Lola Leon, daughter of Madonna, has followed in her mother’s footsteps as a dancer and an advocate for LGBTQ+ rights, but in all other respects stubbornly insists on cutting her own path. Yai, born in Egypt while her family awaited political asylum in the U.S. and now a muse to designers such as Valentino’s Pierpaolo Piccioli, took up martial arts during the pandemic but also likes to paint, drawing inspiration from Renaissance masters. A similar creative streak runs through Sherry Shi, though her taste favors anime—she might become an animator, she says. Yumi Nu is a singer-songwriter who just released the summery single “Pots & Pans” and plans on launching an ethical plus-size clothing line; Kaia Gerber reads books backstage at fashion shows and forged her close friendship with Ariel Nicholson out of a mutual dislike of small talk. “We like talking about ideas,” says Nicholson, a budding writer and actor.
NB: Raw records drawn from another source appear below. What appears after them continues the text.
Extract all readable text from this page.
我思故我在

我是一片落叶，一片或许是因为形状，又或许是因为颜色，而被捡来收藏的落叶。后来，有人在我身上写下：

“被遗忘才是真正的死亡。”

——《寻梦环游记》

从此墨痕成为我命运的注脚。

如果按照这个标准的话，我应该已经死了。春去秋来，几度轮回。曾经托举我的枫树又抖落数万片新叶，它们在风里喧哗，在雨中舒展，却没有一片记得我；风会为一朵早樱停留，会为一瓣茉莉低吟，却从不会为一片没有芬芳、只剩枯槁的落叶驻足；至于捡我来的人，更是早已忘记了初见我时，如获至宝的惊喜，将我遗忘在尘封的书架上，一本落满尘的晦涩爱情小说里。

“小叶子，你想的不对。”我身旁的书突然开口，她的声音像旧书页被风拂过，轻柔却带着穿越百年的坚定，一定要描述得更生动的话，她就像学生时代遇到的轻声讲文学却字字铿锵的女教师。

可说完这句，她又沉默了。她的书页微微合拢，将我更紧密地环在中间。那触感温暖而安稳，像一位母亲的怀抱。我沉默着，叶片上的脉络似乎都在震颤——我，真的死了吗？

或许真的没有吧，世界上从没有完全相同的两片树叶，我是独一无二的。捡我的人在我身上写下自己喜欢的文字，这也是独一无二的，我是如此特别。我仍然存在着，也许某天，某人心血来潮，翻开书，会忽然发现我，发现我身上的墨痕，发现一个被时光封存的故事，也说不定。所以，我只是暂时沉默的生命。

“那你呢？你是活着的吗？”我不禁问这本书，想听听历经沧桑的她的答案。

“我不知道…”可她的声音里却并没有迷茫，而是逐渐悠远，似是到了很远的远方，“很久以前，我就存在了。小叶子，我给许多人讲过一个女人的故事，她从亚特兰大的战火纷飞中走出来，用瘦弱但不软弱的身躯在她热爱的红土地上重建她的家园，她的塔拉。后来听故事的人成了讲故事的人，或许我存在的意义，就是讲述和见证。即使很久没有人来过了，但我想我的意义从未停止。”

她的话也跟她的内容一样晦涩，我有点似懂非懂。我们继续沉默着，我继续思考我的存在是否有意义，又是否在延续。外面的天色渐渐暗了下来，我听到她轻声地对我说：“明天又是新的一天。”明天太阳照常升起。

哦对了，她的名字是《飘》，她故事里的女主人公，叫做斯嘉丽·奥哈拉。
Bella Hadid likes to journal in the form of poetry—“It’s a way of getting at my emotions without it being total nonsense,” she explains—and Precious Lee really likes her hometown, championing Atlanta as a cultural nerve center to rival New York and L.A. (“You’ve got to come down and see what’s going on here,” she insists.) What all these women share, however, is a fierce desire not to be pigeonholed.